Чтение онлайн

ЖАНРЫ

Повседневная жизнь публичных домов во времена Мопассана и Золя
Шрифт:

Эту женщину звали Безделушка. Про нее говорили, что когда-то она была дамой света, что у нее были выезд, особняк, слуги. Свою жизнь она закончила певичкой в летних кафе и гадалкой на картах в некоем заведении на улице Дуэ. Жемчужная Кора была вынуждена покинуть свой особняк на улице Бассано и закончить свои дни в мансарде, брошенная всеми, кроме Эжени, старой кокотки, которая каждый вечер отправлялась стучаться в двери бывших любовников Коры, надеясь выпросить несколько су. Леониду Леблан выставили из особняка на бульваре Малезерб, она спряталась от мира в крошечной квартирке, уставленной ветхой мебелью, где и умерла от рака. Нана умерла от оспы в номере одного парижского отеля. Безобразная, немытая, она была просто грудой вонючей плоти, бесформенной массой, падалью, которой питается Зло. Что ж, Добродетель в самом деле могла торжествовать, общественная мораль была спасена, разврат наказан. Нана заплатила своей жизнью за порчу, от которой не пожелала избавиться. Всю свою жизнь она только и делала, что губила других, смешивала других с грязью, и вот она сама погибла, утонула в грязи, задохнулась в вони, которую сама же испускала. "Венера разлагалась. Казалось, что тот вирус, который она вынесла из сточных канав, этот

яд, которым она травила всех, кто знал ее, вернулся к ней, поразил ее лицо и уничтожил ее". На улице — война, в доме — смерть.
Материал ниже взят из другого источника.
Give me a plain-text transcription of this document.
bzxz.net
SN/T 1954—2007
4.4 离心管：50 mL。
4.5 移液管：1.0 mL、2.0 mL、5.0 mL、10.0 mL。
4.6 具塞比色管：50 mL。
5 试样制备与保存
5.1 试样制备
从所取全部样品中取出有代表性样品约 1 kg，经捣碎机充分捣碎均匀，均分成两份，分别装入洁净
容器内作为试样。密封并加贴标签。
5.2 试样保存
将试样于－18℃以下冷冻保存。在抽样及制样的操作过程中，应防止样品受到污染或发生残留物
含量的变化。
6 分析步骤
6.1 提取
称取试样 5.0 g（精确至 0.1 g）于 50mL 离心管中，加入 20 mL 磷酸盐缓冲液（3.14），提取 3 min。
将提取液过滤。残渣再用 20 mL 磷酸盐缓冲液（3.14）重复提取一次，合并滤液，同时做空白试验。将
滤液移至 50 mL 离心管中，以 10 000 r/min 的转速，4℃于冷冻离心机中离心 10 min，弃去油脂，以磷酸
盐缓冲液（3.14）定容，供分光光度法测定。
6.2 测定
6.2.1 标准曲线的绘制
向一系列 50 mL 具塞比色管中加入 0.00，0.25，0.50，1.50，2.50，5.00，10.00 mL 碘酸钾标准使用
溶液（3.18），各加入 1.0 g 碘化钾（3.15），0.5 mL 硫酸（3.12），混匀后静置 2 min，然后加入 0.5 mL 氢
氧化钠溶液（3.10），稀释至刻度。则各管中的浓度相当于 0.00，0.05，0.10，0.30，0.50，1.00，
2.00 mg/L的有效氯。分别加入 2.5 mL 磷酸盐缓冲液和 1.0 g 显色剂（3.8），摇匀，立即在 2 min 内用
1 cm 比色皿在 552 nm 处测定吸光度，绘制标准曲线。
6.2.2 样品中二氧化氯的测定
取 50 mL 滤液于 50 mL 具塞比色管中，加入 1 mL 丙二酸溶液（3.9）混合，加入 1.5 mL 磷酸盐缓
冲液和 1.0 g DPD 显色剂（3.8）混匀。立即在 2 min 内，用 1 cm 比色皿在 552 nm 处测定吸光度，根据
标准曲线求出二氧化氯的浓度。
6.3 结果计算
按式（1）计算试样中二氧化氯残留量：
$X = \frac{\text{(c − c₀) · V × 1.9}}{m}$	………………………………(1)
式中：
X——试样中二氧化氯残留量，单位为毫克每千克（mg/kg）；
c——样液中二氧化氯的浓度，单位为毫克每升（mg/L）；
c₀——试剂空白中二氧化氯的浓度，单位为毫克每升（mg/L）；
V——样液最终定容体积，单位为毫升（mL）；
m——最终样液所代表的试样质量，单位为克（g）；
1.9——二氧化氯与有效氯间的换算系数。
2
На улицах бунтует народ, в ее комнате тишина. Смерть приходит к куртизанке, как ко всякому живому существу, но не может уничтожить последствия греха, пороков и чувственных, половых и общественных извращений, которые умирающая принесла когда-то в мир. Она — плесень на обществе, и поэтому после ее смерти в воздухе остаются споры — споры свободы, которой она когда-то обладала; они разносятся после ее смерти, проникая в общество через все щелки, какие только могут найти в его броне.

Приемы

В семидесятые годы XIX века масштабы распространения феномена женщины-содержанки значительно уменьшились. Изменились нравы, капитализм изменил экономику. Состояния нуворишей были не менее значительны, чем состояния аристократов прошлых лет, но тем не менее они не были готовы дать обобрать себя как липку каким-то бабам, которые почему-то хотят вести все более и более роскошный образ жизни. А после поражения Франции в войне 1871 года куртизанки и вовсе перешли в другую социальную категорию. От них потребовали быть более скромными, менее взбалмошными и не претендовать более на ту роль, которую отвела себе буржуазия. Конечно, к ним все равно ходят и покупают у них удовольствия, но это делают, так сказать, частным порядком в специальных домах для приемов. Законодательницы вкуса и моды, "возмутительницы общественного спокойствия" стали просто очень образованными проститутками; отныне это были женщины, которые, как удачно выразились братья Гонкуры, «выросли в провинции и не смогли избавиться от впитанной с молоком матери психологии прислуги, так что они без тени неудобства обращаются к человеку, с которым проводят ночи, "уважаемый господин граф"» (Дневник, 5 декабря 1891 года). Куртизанок больше нет, они влились в огромную армию проституток. После очередного визита к ля Барруччи Жюль Гонкур с горечью делает в своем дневнике следующую запись (8 ноября 1863 года): "Вот несколько куртизанок высокого полета, которых мне довелось знать. Ни одна из них, с моей точки зрения, не выделяется из общего класса проституток. Они не могут вам дать ничего такого, чего вы не сможете теперь получить от женщины в борделе. Выезжают они в свет или не выезжают, они, мне кажется, хорошо это понимают. Я думаю, что куртизанок больше нет, что те, кто еще остается, просто публичные девки".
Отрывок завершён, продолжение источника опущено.